読書日記559:ソロモンの偽証: 第II部 決意 下巻



タイトル:ソロモンの偽証: 第II部 決意 下巻
作者:宮部みゆき
出版元:新潮社
その他:

あらすじ----------------------------------------------
いよいよ動き出した「学校内裁判」。検事となった藤野涼子は、大出俊次の“殺人”を立証するため、関係者への聴取に奔走する。一方、弁護を担当する他校生、神原和彦は鮮やかな手腕で証言、証拠を集め、“無罪”獲得に向けた布石を着々と打っていく。次第に明らかになる柏木卓也の素顔。繰り広げられる検事と弁護人の熱戦。そして、告発状を書いた少女が遂に…。夏。開廷の日は近い。

感想--------------------------------------------------
宮部みゆきさんのソロモンの偽証の「第二部:決意」の下巻です。折り返し点をすぎたところですね。

学校内裁判へ向けて準備を進める検察側:藤野涼子たちと、弁護側:神原和彦と野中健一。周囲の大人たちや友人たちを巻き込みながらも徐々に裁判の日は近付いてくるー。

上巻同様、子供たちの心に寄り添った丁寧な描写は変わりませんね。検事側の藤野涼子、佐々木吾郎、荻尾一美、弁護側の神原和彦、野中健一。彼らの心理描写は抜群です。特に際立っているのは、上巻の感想にも書きましたが野中健一の描写です。藤野涼子と神原和彦の二人は中学生?と思えるほどの頭脳の切れを見せますが、野中健一はほんとうによくいる中学生として描写がされているため、読み手としても親近感が湧きます。この野中健一を軸に、物語は上巻に加えて少しずつ進展を見せていきます。
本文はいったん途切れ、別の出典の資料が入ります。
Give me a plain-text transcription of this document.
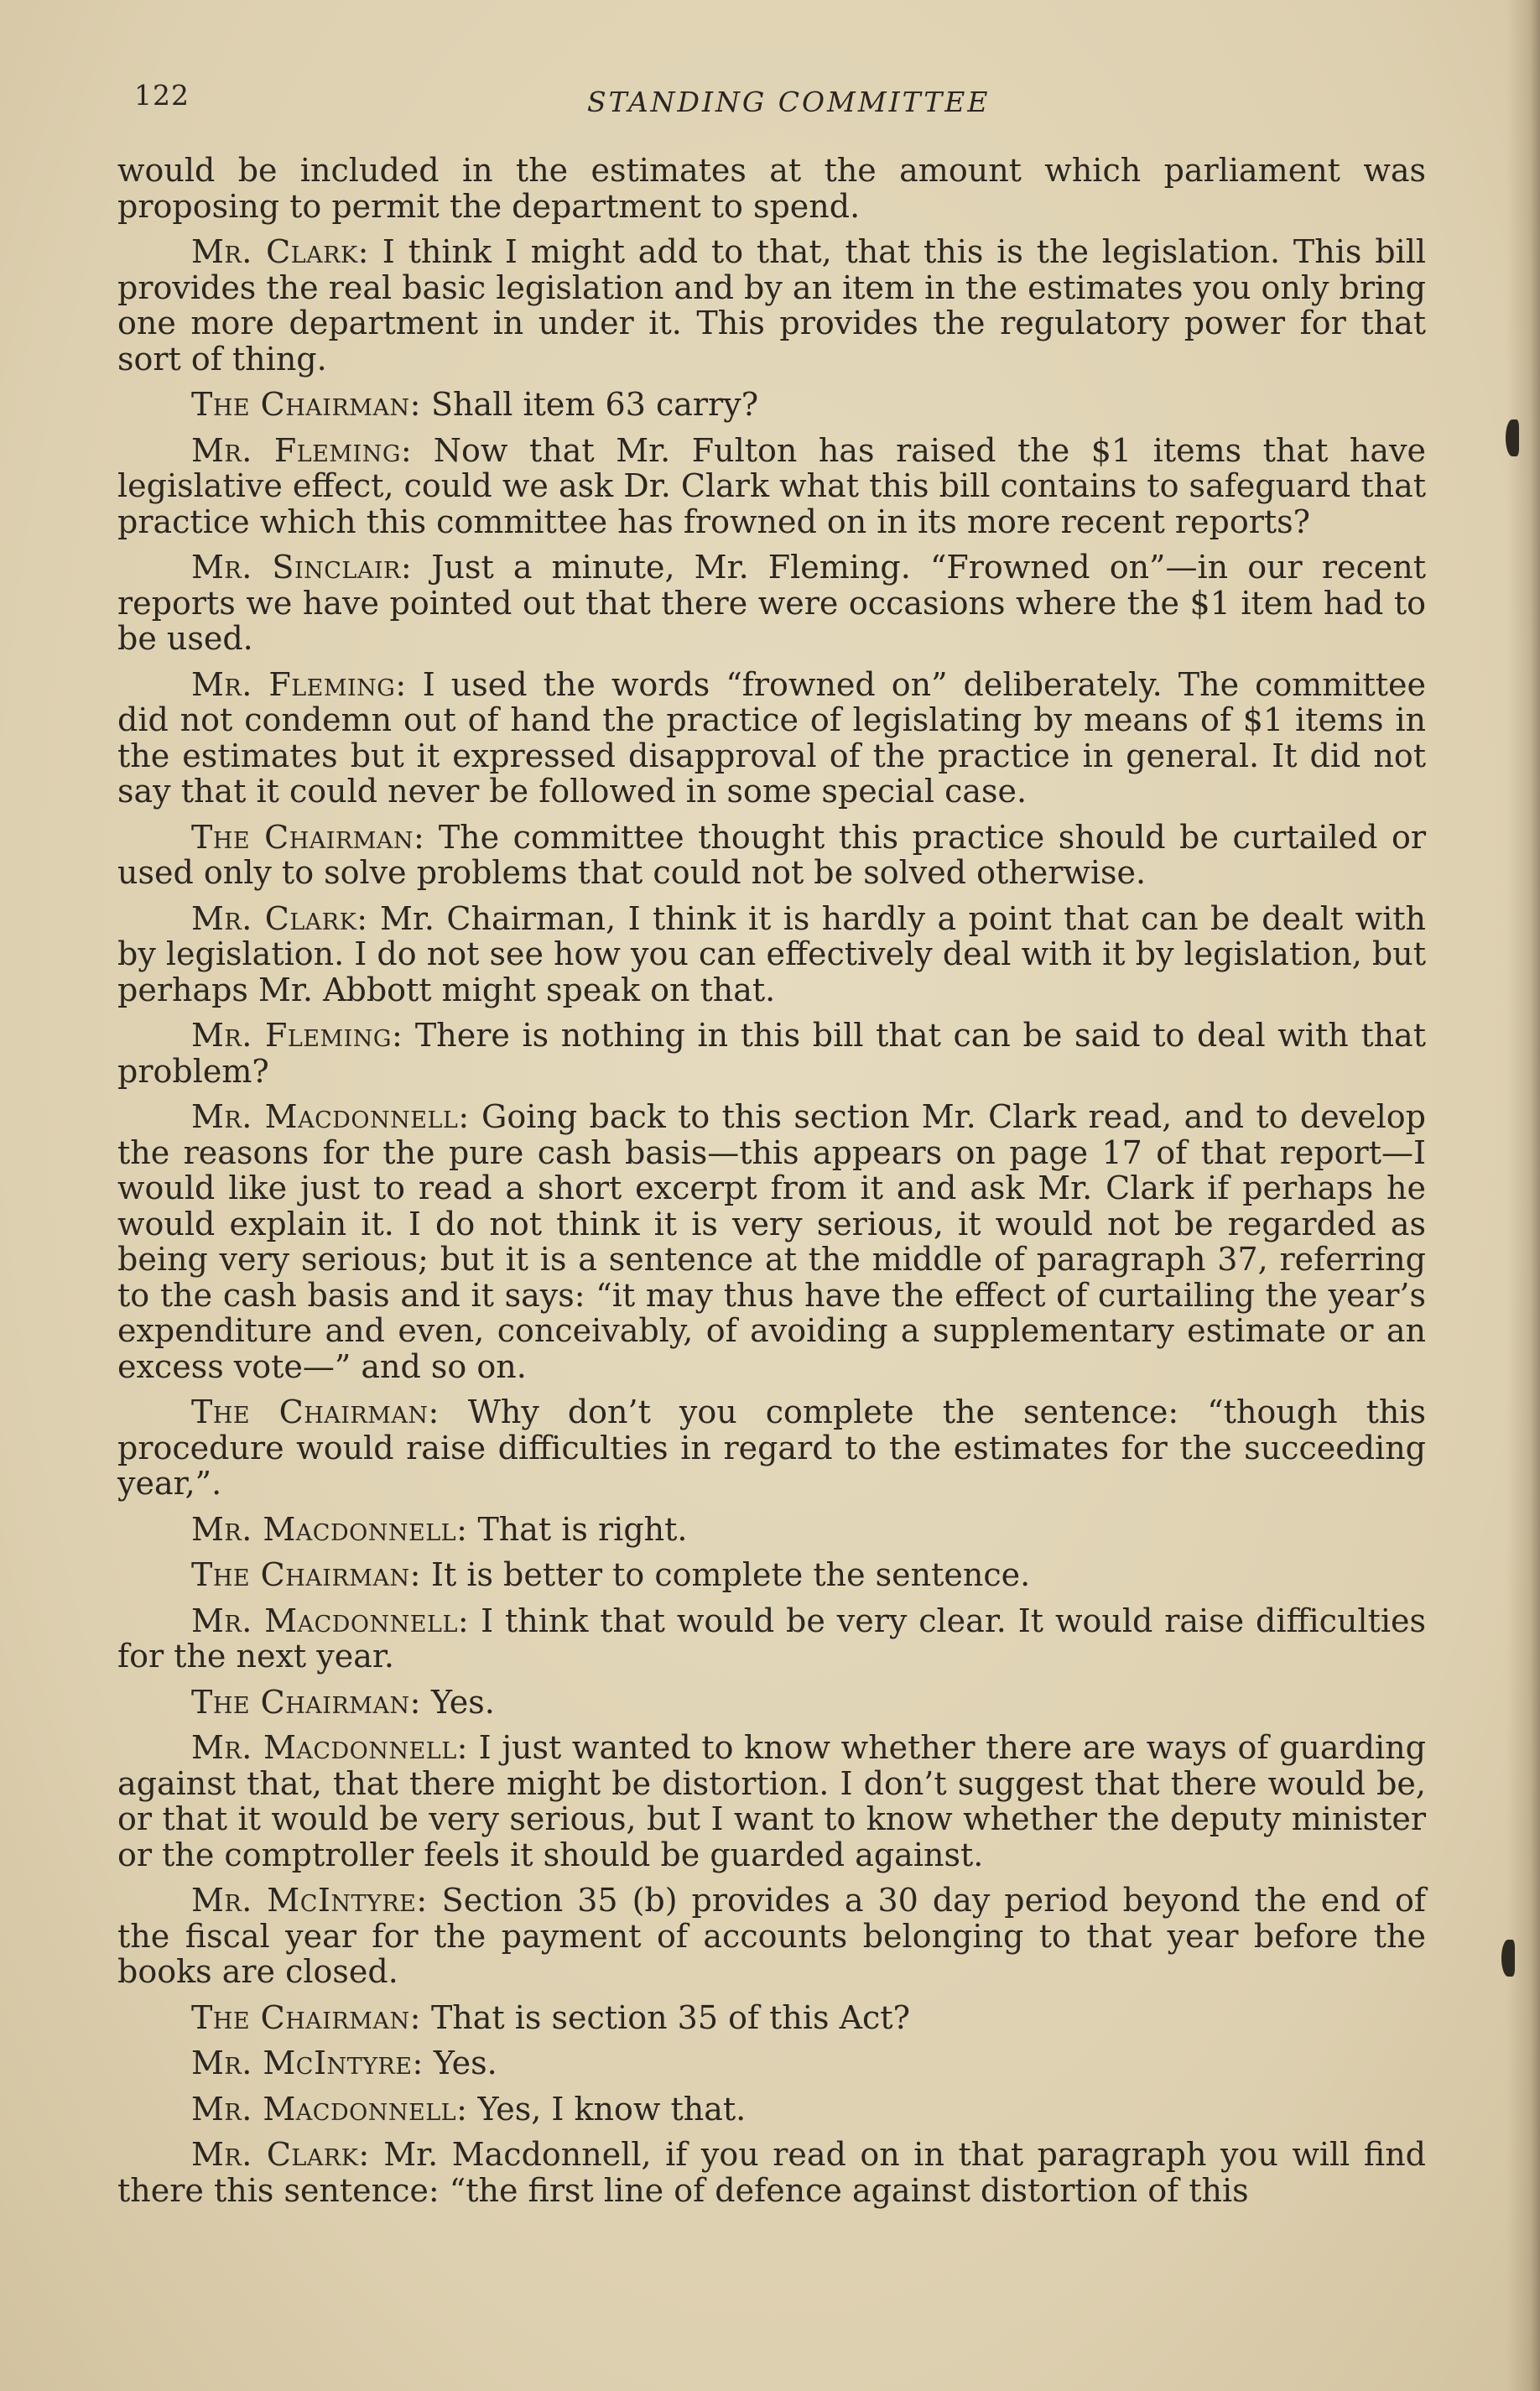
122	STANDING COMMITTEE

would be included in the estimates at the amount which parliament was proposing to permit the department to spend.

Mr. Clark: I think I might add to that, that this is the legislation. This bill provides the real basic legislation and by an item in the estimates you only bring one more department in under it. This provides the regulatory power for that sort of thing.

The Chairman: Shall item 63 carry?

Mr. Fleming: Now that Mr. Fulton has raised the $1 items that have legislative effect, could we ask Dr. Clark what this bill contains to safeguard that practice which this committee has frowned on in its more recent reports?

Mr. Sinclair: Just a minute, Mr. Fleming. “Frowned on”—in our recent reports we have pointed out that there were occasions where the $1 item had to be used.

Mr. Fleming: I used the words “frowned on” deliberately. The committee did not condemn out of hand the practice of legislating by means of $1 items in the estimates but it expressed disapproval of the practice in general. It did not say that it could never be followed in some special case.

The Chairman: The committee thought this practice should be curtailed or used only to solve problems that could not be solved otherwise.

Mr. Clark: Mr. Chairman, I think it is hardly a point that can be dealt with by legislation. I do not see how you can effectively deal with it by legislation, but perhaps Mr. Abbott might speak on that.

Mr. Fleming: There is nothing in this bill that can be said to deal with that problem?

Mr. Macdonnell: Going back to this section Mr. Clark read, and to develop the reasons for the pure cash basis—this appears on page 17 of that report—I would like just to read a short excerpt from it and ask Mr. Clark if perhaps he would explain it. I do not think it is very serious, it would not be regarded as being very serious; but it is a sentence at the middle of paragraph 37, referring to the cash basis and it says: “it may thus have the effect of curtailing the year’s expenditure and even, conceivably, of avoiding a supplementary estimate or an excess vote—” and so on.

The Chairman: Why don’t you complete the sentence: “though this procedure would raise difficulties in regard to the estimates for the succeeding year,”.

Mr. Macdonnell: That is right.

The Chairman: It is better to complete the sentence.

Mr. Macdonnell: I think that would be very clear. It would raise difficulties for the next year.

The Chairman: Yes.

Mr. Macdonnell: I just wanted to know whether there are ways of guarding against that, that there might be distortion. I don’t suggest that there would be, or that it would be very serious, but I want to know whether the deputy minister or the comptroller feels it should be guarded against.

Mr. McIntyre: Section 35 (b) provides a 30 day period beyond the end of the fiscal year for the payment of accounts belonging to that year before the books are closed.

The Chairman: That is section 35 of this Act?

Mr. McIntyre: Yes.

Mr. Macdonnell: Yes, I know that.

Mr. Clark: Mr. Macdonnell, if you read on in that paragraph you will find there this sentence: “the first line of defence against distortion of this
下巻では上巻になかった新しい謎や動きが見えてきます。その一つが弁護側である神原和彦ですね。彼は何者なのか?彼は死んだ柏木卓也とどのような関係にあったのか?彼は柏木卓也の死にどのように関与しているのか?これらの謎が少しずつ膨らんでいくのが本巻ですね。そして本巻では本物語りの最初、「第一部:事件」上巻の冒頭部分に出てきた小林電器店が登場します。そして冒頭部分に登場した電話ボックスの少年が誰なのか?という謎に戻っていきます。

このあたりの物語展開はやはりうまいです。膨大なページ数を費やしているだけあって物語の展開もゆっくりなのですが、決して飽きることはありません。少しずつ、しかし確実に物語は展開し、新しい事実と新しい謎を提示しながら物語は進んでいきます。そしてすべての謎と、いくつかの嘘を混ぜながら、物語は最後の舞台、法廷へと進んでいきます。
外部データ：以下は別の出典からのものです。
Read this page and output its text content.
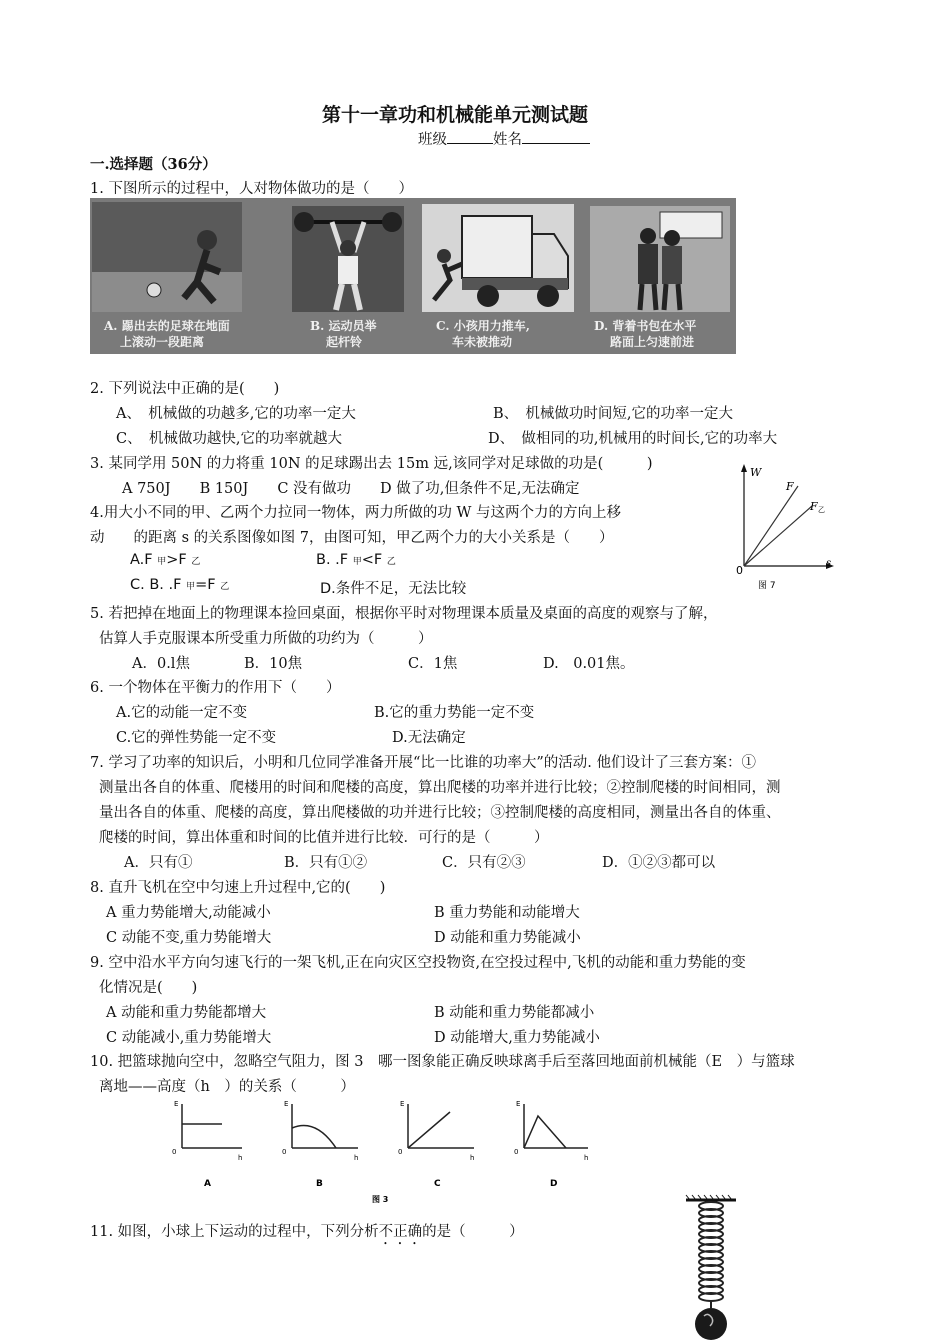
第十一章功和机械能单元测试题
班级	姓名
一.选择题（36分）
1. 下图所示的过程中，人对物体做功的是（　　）
A. 踢出去的足球在地面
上滚动一段距离
B. 运动员举
起杆铃
C. 小孩用力推车,
车未被推动
D. 背着书包在水平
路面上匀速前进
2. 下列说法中正确的是(　　)
A、　机械做的功越多,它的功率一定大	B、　机械做功时间短,它的功率一定大
C、　机械做功越快,它的功率就越大	D、　做相同的功,机械用的时间长,它的功率大
3. 某同学用 50N 的力将重 10N 的足球踢出去 15m 远,该同学对足球做的功是(　　　)
A 750J　　B 150J　　C 没有做功　　D 做了功,但条件不足,无法确定
4.用大小不同的甲、乙两个力拉同一物体，两力所做的功 W 与这两个力的方向上移
动　　的距离 s 的关系图像如图 7，由图可知，甲乙两个力的大小关系是（　　）
A.F 甲>F 乙	B. .F 甲<F 乙
C. B. .F 甲=F 乙	D.条件不足，无法比较
W
F
F 乙
0
s
图 7
5. 若把掉在地面上的物理课本捡回桌面，根据你平时对物理课本质量及桌面的高度的观察与了解，
估算人手克服课本所受重力所做的功约为（　　　）
A．0.l焦	B．10焦	C．1焦	D.　0.01焦。
6. 一个物体在平衡力的作用下（　　）
A.它的动能一定不变	B.它的重力势能一定不变
C.它的弹性势能一定不变	D.无法确定
7. 学习了功率的知识后，小明和几位同学准备开展“比一比谁的功率大”的活动. 他们设计了三套方案：①
测量出各自的体重、爬楼用的时间和爬楼的高度，算出爬楼的功率并进行比较；②控制爬楼的时间相同，测
量出各自的体重、爬楼的高度，算出爬楼做的功并进行比较；③控制爬楼的高度相同，测量出各自的体重、
爬楼的时间，算出体重和时间的比值并进行比较．可行的是（　　　）
A．只有①	B．只有①②	C．只有②③	D．①②③都可以
8. 直升飞机在空中匀速上升过程中,它的(　　)
A 重力势能增大,动能减小	B 重力势能和动能增大
C 动能不变,重力势能增大	D 动能和重力势能减小
9. 空中沿水平方向匀速飞行的一架飞机,正在向灾区空投物资,在空投过程中,飞机的动能和重力势能的变
化情况是(　　)
A 动能和重力势能都增大	B 动能和重力势能都减小
C 动能减小,重力势能增大	D 动能增大,重力势能减小
10. 把篮球抛向空中，忽略空气阻力，图 3　哪一图象能正确反映球离手后至落回地面前机械能（E　）与篮球
离地——高度（h　）的关系（　　　）
E
0
h
A
E
0
h
B
E
0
h
C
E
0
h
D
图 3
11. 如图，小球上下运动的过程中，下列分析不正确的是（　　　）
本巻を読んでいると、やはりこの神原和彦という得体の知れない少年が物語のキーパーソンのように感じられます。柏木卓也の死にどのような形で彼が関与していたのか、他校の生徒でありながら、なぜ彼が弁護側に立ったのか、その謎がおそらく最後の法廷で明かされるのだと思います。・・・しかし、ミステリファン、宮部みゆきファンとしては、もう一捻りがほしいですね。最後に明かされる真実と同時に、読者が予想もしていなかった新しい事実が明かされたりすると、最高です。

最後の「法廷」も楽しみに読むことにします。